The article stipulates that, since Autodesk, while very successful, is much smaller than Yahoo, and since Ms. Bartz has no experience in Yahoo's market, the main reason Yahoo picked Bartz for the top spot is simply that she is one tough bitch (my words, not theirs). In addition to her perseverence and drive, she exhibits a rare quality a good capitalist must have to be successful, appreciation of ability in others. Consider this:She was born in Minnesota but lost her mother when she was a child, so her grandmother raised her in a small town in Wisconsin. This early setback appears to have left Ms Bartz with insecurities that would forever motivate her to achieve. She became a homecoming queen and a mathematics star in high school. She worked her way through college by serving cocktails, maintaining a Spartan exercise regime in order to fit into the uniform—a red miniskirt and black fishnet stockings.
Ms Bartz then went to work at 3M, one of America’s blue-chip companies, in the 1970s. But when she requested a transfer to headquarters, she was told that “Women don’t do these jobs.” She walked straight out of 3M and into the computer industry. Eventually this led to her big break, when she was appointed chief executive of Autodesk. But there was a catch.
Just as she began her new job, Ms Bartz was diagnosed with breast cancer. She was 43 at the time, and decided to fight on all fronts. She took a single month off work for a mastectomy and reconstruction, and then went back to her new job full-time, while having chemotherapy for seven months on the side. She defeated her cancer, gained weight and lost it again, and launched Autodesk into a period of astonishing growth.
Her discipline was iron—and possibly excessive. To keep her family in Atherton, she commuted to the office, which required a long, traffic-clogged drive across the Golden Gate Bridge. To regain these lost hours each day, she spent the whole time behind her chauffeur reading and working, often stopping several times along the way to throw up out of carsickness. Her driver knew all the best places to pull over along Highway 101.

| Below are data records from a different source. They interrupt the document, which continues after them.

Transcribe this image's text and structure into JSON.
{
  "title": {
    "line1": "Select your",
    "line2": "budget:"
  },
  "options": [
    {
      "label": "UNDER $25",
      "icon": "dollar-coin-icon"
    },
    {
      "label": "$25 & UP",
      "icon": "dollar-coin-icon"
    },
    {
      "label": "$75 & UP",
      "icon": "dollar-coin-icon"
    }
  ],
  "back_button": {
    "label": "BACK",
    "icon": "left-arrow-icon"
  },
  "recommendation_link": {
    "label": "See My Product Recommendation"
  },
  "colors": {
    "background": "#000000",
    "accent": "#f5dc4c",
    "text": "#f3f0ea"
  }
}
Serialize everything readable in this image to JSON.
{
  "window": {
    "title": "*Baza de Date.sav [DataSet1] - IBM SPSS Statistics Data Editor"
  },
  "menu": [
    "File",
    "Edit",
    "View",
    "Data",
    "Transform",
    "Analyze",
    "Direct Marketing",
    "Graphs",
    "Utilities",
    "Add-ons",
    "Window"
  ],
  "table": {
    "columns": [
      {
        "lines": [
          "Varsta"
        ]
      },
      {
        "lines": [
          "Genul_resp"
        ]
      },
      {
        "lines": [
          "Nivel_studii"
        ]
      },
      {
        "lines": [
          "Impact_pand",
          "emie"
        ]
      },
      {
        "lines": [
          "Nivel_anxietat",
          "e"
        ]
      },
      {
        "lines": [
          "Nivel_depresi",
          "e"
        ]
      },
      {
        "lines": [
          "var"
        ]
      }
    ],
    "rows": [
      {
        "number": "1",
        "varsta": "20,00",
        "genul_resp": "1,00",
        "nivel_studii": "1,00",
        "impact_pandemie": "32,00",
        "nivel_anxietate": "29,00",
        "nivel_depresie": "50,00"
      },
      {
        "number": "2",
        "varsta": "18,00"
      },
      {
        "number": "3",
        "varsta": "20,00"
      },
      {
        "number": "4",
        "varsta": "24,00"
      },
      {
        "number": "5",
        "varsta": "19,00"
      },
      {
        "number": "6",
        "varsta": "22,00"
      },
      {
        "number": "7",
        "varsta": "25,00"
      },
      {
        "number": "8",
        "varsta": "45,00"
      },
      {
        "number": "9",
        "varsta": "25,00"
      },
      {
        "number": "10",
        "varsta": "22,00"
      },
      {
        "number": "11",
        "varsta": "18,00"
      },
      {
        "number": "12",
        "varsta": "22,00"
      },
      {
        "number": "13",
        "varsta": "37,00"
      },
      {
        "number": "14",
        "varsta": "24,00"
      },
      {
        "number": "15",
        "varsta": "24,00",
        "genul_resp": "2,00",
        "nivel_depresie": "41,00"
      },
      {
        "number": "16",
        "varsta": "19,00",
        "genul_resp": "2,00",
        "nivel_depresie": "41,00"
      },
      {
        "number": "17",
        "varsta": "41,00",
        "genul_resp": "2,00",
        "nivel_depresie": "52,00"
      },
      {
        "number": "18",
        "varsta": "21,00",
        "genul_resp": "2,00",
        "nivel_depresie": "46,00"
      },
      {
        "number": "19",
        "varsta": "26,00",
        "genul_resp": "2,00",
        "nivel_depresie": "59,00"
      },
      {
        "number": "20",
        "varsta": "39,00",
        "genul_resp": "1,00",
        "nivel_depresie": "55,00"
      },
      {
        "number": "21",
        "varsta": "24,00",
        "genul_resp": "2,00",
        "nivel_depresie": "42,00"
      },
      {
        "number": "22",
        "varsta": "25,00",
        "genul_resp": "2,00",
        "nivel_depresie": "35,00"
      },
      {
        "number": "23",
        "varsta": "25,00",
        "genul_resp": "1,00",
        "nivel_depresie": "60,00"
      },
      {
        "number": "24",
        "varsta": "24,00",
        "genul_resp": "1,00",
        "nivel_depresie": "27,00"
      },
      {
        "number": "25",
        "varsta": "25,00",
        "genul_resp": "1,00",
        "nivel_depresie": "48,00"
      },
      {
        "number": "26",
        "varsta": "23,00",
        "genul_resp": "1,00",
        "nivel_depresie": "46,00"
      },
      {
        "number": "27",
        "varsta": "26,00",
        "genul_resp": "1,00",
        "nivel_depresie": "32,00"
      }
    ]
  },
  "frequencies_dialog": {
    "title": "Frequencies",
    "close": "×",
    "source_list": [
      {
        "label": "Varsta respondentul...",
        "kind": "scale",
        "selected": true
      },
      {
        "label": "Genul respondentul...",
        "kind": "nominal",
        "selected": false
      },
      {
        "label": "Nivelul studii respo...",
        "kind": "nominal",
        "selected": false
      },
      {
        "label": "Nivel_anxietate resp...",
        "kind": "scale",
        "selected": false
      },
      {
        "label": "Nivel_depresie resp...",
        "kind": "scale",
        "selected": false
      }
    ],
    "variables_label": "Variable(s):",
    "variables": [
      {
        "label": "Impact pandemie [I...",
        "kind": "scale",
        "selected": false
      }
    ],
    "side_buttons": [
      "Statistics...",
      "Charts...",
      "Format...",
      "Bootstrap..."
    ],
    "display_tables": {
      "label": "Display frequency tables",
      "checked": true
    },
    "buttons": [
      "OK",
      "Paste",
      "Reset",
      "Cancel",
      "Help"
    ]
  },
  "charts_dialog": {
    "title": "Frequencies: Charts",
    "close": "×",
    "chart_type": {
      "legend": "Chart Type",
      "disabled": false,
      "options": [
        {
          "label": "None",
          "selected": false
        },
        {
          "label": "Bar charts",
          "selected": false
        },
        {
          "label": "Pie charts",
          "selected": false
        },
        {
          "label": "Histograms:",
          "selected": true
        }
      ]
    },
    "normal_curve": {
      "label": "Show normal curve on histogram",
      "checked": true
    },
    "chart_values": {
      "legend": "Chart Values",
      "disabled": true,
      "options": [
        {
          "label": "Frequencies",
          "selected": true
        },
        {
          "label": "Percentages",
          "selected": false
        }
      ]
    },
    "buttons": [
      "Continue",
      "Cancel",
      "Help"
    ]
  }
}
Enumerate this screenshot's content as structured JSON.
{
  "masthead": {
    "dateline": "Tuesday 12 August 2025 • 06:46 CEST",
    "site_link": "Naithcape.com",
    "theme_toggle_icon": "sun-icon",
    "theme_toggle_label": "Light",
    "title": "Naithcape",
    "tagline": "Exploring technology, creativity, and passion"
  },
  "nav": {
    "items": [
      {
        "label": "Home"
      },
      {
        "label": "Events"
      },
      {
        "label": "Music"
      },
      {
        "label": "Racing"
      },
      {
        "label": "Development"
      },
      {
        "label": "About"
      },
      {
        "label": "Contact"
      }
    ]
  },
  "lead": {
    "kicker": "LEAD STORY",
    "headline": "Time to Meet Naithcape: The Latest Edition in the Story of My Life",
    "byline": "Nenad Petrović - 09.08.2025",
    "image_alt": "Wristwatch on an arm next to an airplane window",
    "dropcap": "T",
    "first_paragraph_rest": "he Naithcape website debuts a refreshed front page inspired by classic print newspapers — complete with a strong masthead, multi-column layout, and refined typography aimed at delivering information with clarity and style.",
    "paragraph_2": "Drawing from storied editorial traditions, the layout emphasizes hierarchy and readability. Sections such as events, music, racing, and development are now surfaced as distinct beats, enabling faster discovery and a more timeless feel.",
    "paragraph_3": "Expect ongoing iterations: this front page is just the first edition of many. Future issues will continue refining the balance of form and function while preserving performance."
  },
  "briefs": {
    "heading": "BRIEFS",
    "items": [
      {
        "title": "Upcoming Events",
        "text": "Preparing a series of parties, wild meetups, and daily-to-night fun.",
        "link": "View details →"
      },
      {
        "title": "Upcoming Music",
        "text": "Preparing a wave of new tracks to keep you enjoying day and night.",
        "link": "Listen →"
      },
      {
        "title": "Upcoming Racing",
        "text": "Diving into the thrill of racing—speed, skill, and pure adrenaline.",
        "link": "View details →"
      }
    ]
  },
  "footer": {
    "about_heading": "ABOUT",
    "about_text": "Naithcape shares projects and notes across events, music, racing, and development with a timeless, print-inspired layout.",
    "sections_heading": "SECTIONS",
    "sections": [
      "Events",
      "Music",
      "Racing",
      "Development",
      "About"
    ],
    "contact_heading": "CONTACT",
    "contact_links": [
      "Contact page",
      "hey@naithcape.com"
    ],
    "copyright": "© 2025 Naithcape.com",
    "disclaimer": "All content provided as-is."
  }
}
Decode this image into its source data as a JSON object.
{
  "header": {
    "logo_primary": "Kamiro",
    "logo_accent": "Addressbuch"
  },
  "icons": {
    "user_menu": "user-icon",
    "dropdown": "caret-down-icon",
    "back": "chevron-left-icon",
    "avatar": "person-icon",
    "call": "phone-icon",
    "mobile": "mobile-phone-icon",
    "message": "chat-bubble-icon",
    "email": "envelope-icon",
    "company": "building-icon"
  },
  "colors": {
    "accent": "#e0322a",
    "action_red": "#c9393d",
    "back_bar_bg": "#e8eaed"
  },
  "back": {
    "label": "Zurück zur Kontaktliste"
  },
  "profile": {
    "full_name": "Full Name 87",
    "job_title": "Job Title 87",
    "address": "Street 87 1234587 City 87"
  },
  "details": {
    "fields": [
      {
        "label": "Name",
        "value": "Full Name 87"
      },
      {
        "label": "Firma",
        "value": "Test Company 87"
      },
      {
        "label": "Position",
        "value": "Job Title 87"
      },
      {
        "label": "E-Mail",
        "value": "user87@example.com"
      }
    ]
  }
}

Unlike a lot of men in her position, Ms Bartz kept her power in perspective. She had groomed a successor at Autodesk and became worried that he might leave if she stuck around too long. So she made way for him and became Autodesk’s chairman. “There is a real difference between managing and leading,” she once said. “Managing winds up being the allocation of resources against tasks. Leadership focuses on people. My definition of a leader is someone who helps people succeed.”I would say this characteristic makes her unlike a lot of people in her position, but I won't split hairs. In his book, The Prime Movers, Objectivist business scholar Edwin Locke devotes an entire chapter to the absolute necesity of nurturing human ability if you are a CEO. Poorly planned CEO succession can be absolutely devastating to a corporation. (See: Oh, let's start with GE and work our way down by market value)
It will be very interesting to see if Bartz can salvage Yahoo and turn it into something decent for its shareholders. If she can manage a successful turnaround, or even a beneficial sale of the company, she might earn herself a place in the business history books.